The Pakistani rupee depreciated 0.51% versus the US dollar during trading on Wednesday.
At roughly 11:30 a.m., the rupee was trading at 289, down Rs1.46 in the interbank market.
The rupee had suffered back-to-back losses versus the dollar on Monday, depreciating 0.31% to close at 287.54.
Experts attribute the growth in the value of the US dollar to the market demand-supply dynamic.
“The government’s relaxation of import restrictions is driving market demand for US dollars,” Samiullah Tariq, Head of Research at Pak Kuwait Investment Company Limited, said.
According to the analyst, the greenback is projected to continue range-bound, trading in the 285-290 region.
In a significant development, the Federal Board of Revenue (FBR) has tentatively collected Rs538 billion in July 2023, compared to the allotted monthly target of Rs534 billion, representing a Rs4 billion increase.

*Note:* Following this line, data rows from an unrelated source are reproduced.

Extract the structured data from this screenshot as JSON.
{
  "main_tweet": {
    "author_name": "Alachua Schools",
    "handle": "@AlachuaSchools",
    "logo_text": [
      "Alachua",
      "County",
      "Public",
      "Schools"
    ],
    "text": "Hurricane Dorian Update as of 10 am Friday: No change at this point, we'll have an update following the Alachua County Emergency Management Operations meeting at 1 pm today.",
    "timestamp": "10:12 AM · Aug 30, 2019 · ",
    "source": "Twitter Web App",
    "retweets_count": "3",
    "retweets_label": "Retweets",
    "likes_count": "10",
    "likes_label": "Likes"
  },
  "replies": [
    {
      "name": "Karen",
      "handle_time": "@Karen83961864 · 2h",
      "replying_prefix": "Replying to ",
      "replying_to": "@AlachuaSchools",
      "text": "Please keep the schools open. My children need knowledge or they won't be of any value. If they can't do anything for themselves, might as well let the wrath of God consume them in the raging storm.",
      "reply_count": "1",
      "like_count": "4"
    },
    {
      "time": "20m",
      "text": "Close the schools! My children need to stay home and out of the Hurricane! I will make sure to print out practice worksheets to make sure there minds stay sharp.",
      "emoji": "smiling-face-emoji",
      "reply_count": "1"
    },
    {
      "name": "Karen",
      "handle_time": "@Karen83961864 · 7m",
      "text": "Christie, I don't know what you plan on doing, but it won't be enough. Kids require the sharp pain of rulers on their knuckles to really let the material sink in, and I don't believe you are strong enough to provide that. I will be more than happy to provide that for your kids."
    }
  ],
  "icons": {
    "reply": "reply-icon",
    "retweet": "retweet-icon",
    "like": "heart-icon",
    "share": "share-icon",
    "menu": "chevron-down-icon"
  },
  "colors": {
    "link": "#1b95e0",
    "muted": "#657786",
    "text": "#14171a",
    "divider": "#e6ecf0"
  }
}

Globally, the US dollar failed to gain ground on Wednesday after Fitch downgraded the US government’s top credit rating, raising concerns about the country’s fiscal prospects, despite some support from a relatively durable run of economic data.
A relatively stable run of economic statistics is providing support.
Fitch downgraded the United States to AA+ from AAA on Tuesday, prompting a furious response from the White House and surprising investors, despite the resolution of the debt ceiling crisis two months ago.
The US dollar index was last 0.09% higher at 102.09, after falling sharply in the aftermath of the Fitch report.
Oil prices, a major measure of currency parity, rose about 1% on Wednesday, trading around their highest since April, as data suggesting solid demand from the world’s largest fuel user, the United States, countered demand concerns elsewhere.